А вот всю остальную интеллектуальную деятельность обозначим как думание. Всю остальную, то есть когда ум выходит на передний план, когда он начинает порождать соображение за соображением, делать выводы из выводов ради того, чтобы появились очередные выводы, в общем, когда, начавшись как реакция на, казалось бы, внешний стимул, думание начинает порождать новые стимулы, чтобы реагировать уже на них, продлевая себя на как можно более долгое время. Сюда, например, входят наши раздумья, которым мы предаемся в свободную минуту, пока едем куда-то на общественном транспорте, или пока прогуливаемся в одиночестве, либо пока делаем что-то простое, механическое, скажем, готовим еду, убираемся дома, тем более пока лежим на диване после обеда (если, конечно, не задремлем). Непосредственные задачи более или менее решены, мы можем, что называется, просто быть, а наш ум может отдыхать, но вместо этого он разгоняет себя до высоких мощностей, припоминая нам, что вчера кто-то на нас нехорошо посмотрел, или что болезненное ощущение в спине может быть признаком тяжелейшей болезни, или что нет полной ясности, куда выбранный тобой путь приведет тебя через десять либо двадцать лет, и т. п.

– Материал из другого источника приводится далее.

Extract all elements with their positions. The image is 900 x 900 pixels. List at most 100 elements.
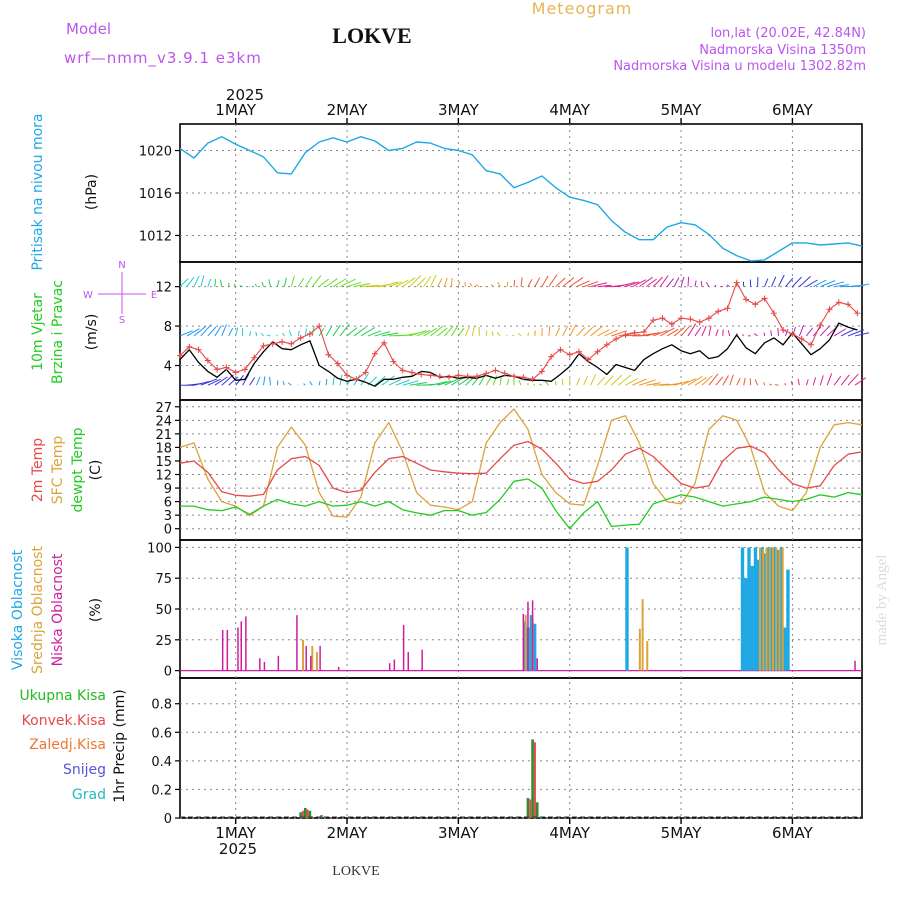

Согласно еще одному базовому представлению той культурной матрицы, в которой мы находимся, думать – это трудно, а не думать – просто. Но так ли это? На самом деле нас все подталкивает к тому, чтобы думать. Работа, социальный статус, личная жизнь, здоровье, быт, новости, чье-то неожиданное мнение… Перечислять можно бесконечно. Поводы для думания есть всегда. А вот для того, чтобы не думать… для того, чтобы не думать, поводов у смертного человека практически нет. Стало быть, что легче, думать или не думать? Конечно же, думать.
Поводов задуматься такое множество, что мы даже не замечаем, как проваливаемся в думание (обратим внимание, что под проваливанием в данном случае подразумевается именно провал, фиаско). По сути, мы думаем безотчетно и постоянно. Между стимулом для думания и самим думанием нет сколько-нибудь очевидного зазора. Случился стимул – случилась реакция. Кстати, что собой представляют эти поводы? Ту или иную проблему. Думая, мы решаем проблемы. А что есть проблема, как не повод для беспокойства? Соответственно, приглашение к думанию есть приглашение к беспокойству. Выражаясь иначе, чтобы начать думать, мы вынуждены покинуть состояние покоя. Из (нутри) состояния покоя думать невозможно.

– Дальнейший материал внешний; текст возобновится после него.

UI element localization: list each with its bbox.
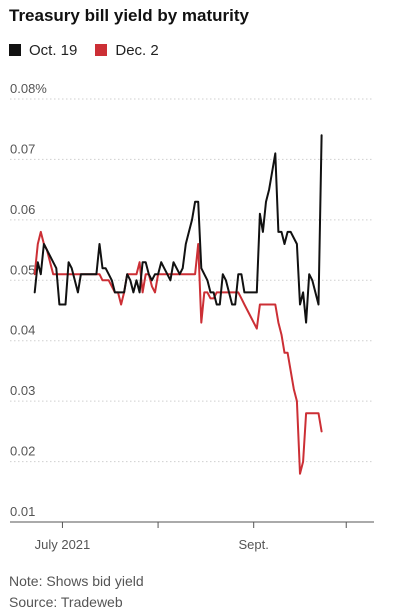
legend: Oct. 19 Dec. 2 [9,40,177,60]
legend-item-dec2: Dec. 2 [95,41,159,59]
legend-item-oct19: Oct. 19 [9,42,77,59]
y-tick-label: 0.03 [10,383,35,398]
chart-title: Treasury bill yield by maturity [9,6,249,25]
series-line-oct19 [33,134,323,324]
x-tick-label: July 2021 [35,537,91,552]
y-tick-label: 0.02 [10,444,35,459]
legend-swatch-dec2 [95,44,108,56]
source-text: Source: Tradeweb [9,594,123,610]
legend-swatch-oct19 [9,44,21,56]
legend-label-dec2: Dec. 2 [115,41,159,59]
y-tick-label: 0.01 [10,504,35,519]
series-line-dec2 [33,230,323,475]
y-tick-label: 0.08% [10,81,47,96]
y-tick-label: 0.06 [10,202,35,217]
legend-label-oct19: Oct. 19 [29,41,78,59]
y-tick-label: 0.05 [10,262,35,277]
chart-plot: 0.08% 0.07 0.06 0.05 0.04 0.03 0.02 0.01 July 20… [10,81,374,552]
note-text: Note: Shows bid yield [9,573,144,589]
y-tick-label: 0.07 [10,141,35,156]
x-tick-label: Sept. [239,537,269,552]
y-tick-label: 0.04 [10,323,35,338]
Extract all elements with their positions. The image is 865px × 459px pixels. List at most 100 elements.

А ведь состояние покоя – это довольно-таки неплохое, органичное состояние. Лично мне, например, оно дорого. Я бы хотел находиться в нем как можно дольше и чаще. Равновесие, баланс, гармония – вот что такое покой другими словами. Стоит ли этим состоянием жертвовать? Или у нас нет выбора? Ведь, казалось бы, если не решать, не обдумывать многочисленные проблемы, они будут копиться и в итоге накроют нас с головой.
Мы склонны видеть в уме инструмент для решения задач, хотя, прежде чем решать задачу, он сперва ее создает. Интеллект берет нечто и проблематизирует его, то есть превращает в проблему или задачу, а потом начинает ее решать. Здесь, правда, возникают языковые сложности, потому что «взять нечто» означает взять его именно как проблему. Само выделение чего-то уже представляет собой его проблематизацию.
В преодолении препон, созданных не интеллектом, последний участвует как нечто вспомогательное, не главенствующее. С реальными препятствиями и сложностями он встречается по касательной, в десятую очередь. Они ему малоинтересны, поскольку здесь особо не на чем развернуться. От реальной проблемы ему достаются крохи, остальное «перерабатывается» без его участия.